Ora, ao analisarmos a adaptação do romance de Wells para a peça radiofônica, percebemos que o roteiro para audiolivro rompe com essa representação de mulher. Vejamos como o tratamento dado às personagens femininas no roteiro para audiolivro.

Ressaltemos que, na peça radiofônica, temos três personagens mulheres que se destacam na trama. A primeira é a protagonista Júlia, cientista responsável pela construção da máquina. A segunda, sua assistente, Alice, que a ajuda a construir a máquina e a realizar testes para o funcionamento da mesma. A terceira personagem é a rainha dos Morlocks, apresentada apenas quando Júlia viaja para o futuro e encontra a raça humana dividida entre Eloi e Morlock. Ao perder a máquina do tempo, Júlia acaba se deparando com o refúgio subterrâneo dos Morlocks, onde é recebida pela rainha. Assim como a assistente de Júlia, Alice, a rainha dos Morlocks, que não tem um nome, também não existe no romance de Wells. Quanto à rainha dos Morlocks, ela se assemelha à protagonista já que também é uma pesquisadora.

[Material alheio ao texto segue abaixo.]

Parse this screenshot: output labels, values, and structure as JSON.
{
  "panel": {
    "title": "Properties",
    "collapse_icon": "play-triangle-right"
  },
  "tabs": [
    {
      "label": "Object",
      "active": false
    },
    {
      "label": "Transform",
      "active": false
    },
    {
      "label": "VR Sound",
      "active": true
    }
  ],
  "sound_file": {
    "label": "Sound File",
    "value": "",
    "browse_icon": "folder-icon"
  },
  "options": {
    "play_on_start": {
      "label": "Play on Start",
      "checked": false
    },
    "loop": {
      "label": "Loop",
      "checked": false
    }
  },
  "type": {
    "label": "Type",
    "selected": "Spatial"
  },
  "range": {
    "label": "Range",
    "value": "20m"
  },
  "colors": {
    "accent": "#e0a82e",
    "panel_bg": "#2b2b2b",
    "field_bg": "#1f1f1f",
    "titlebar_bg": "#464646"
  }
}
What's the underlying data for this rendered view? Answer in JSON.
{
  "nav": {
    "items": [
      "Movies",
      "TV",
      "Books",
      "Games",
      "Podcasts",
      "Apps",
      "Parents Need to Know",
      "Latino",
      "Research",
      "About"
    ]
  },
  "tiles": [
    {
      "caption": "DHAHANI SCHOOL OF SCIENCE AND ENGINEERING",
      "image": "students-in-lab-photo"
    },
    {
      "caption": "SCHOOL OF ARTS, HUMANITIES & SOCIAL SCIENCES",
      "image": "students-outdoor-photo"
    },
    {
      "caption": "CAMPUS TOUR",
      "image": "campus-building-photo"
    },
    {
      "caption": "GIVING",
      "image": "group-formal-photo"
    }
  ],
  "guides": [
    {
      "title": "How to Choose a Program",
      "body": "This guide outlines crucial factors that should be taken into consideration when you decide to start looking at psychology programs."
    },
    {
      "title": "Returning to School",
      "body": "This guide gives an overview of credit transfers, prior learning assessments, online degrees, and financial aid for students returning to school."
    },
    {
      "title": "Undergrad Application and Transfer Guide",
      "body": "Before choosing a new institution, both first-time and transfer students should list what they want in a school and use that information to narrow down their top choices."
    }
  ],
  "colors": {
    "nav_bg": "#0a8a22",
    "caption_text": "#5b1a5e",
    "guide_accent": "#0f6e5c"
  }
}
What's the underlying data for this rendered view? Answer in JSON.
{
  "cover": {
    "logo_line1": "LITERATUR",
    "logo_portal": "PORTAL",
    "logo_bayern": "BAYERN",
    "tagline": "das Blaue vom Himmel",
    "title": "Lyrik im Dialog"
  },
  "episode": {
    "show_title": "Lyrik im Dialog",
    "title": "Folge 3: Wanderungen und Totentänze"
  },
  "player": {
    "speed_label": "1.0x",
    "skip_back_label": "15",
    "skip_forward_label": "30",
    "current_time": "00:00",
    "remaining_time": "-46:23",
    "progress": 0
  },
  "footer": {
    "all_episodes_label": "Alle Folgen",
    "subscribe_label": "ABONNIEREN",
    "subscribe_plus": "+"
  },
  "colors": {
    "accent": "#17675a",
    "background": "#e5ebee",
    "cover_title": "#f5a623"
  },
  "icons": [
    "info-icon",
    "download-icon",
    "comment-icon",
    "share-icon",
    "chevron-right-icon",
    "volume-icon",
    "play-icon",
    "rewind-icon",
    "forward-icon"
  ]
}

A rainha dos Morlocks consegue se comunicar com Júlia, em sua própria língua, o português, por tê-la aprendido através de livros antigos herdados pela raça dos Elois.

Ao adentrar aqueles domínios, a protagonista descobre que, além dos Elois que, aparentemente, não têm curiosidade sobre nada, e perdem o interesse muito facilmente,

mesmo em Júlia, existe uma raça que ainda busca adquirir conhecimentos, como a protagonista percebe ao se deparar com eles:

RAINHA: Imagino que esteja apreensiva. Não se preocupe com isso, já estamos chegando. O caminho é mais fácil do que parece… Veja, vamos entrar agora na antessala da biblioteca, que chamamos também de Sala de Máquinas.

JÚLIA: Sala de máquinas? Por que esse nome?

RAINHA: Somos um povo muito curioso. Talvez você possa nos entender. Sempre que encontramos alguma maquinaria interessante do lado de cima, trazemos para esta sala. Também guardamos aqui as máquinas que inventamos… que não são tão interessantes. Veja, a sala é bem aqui!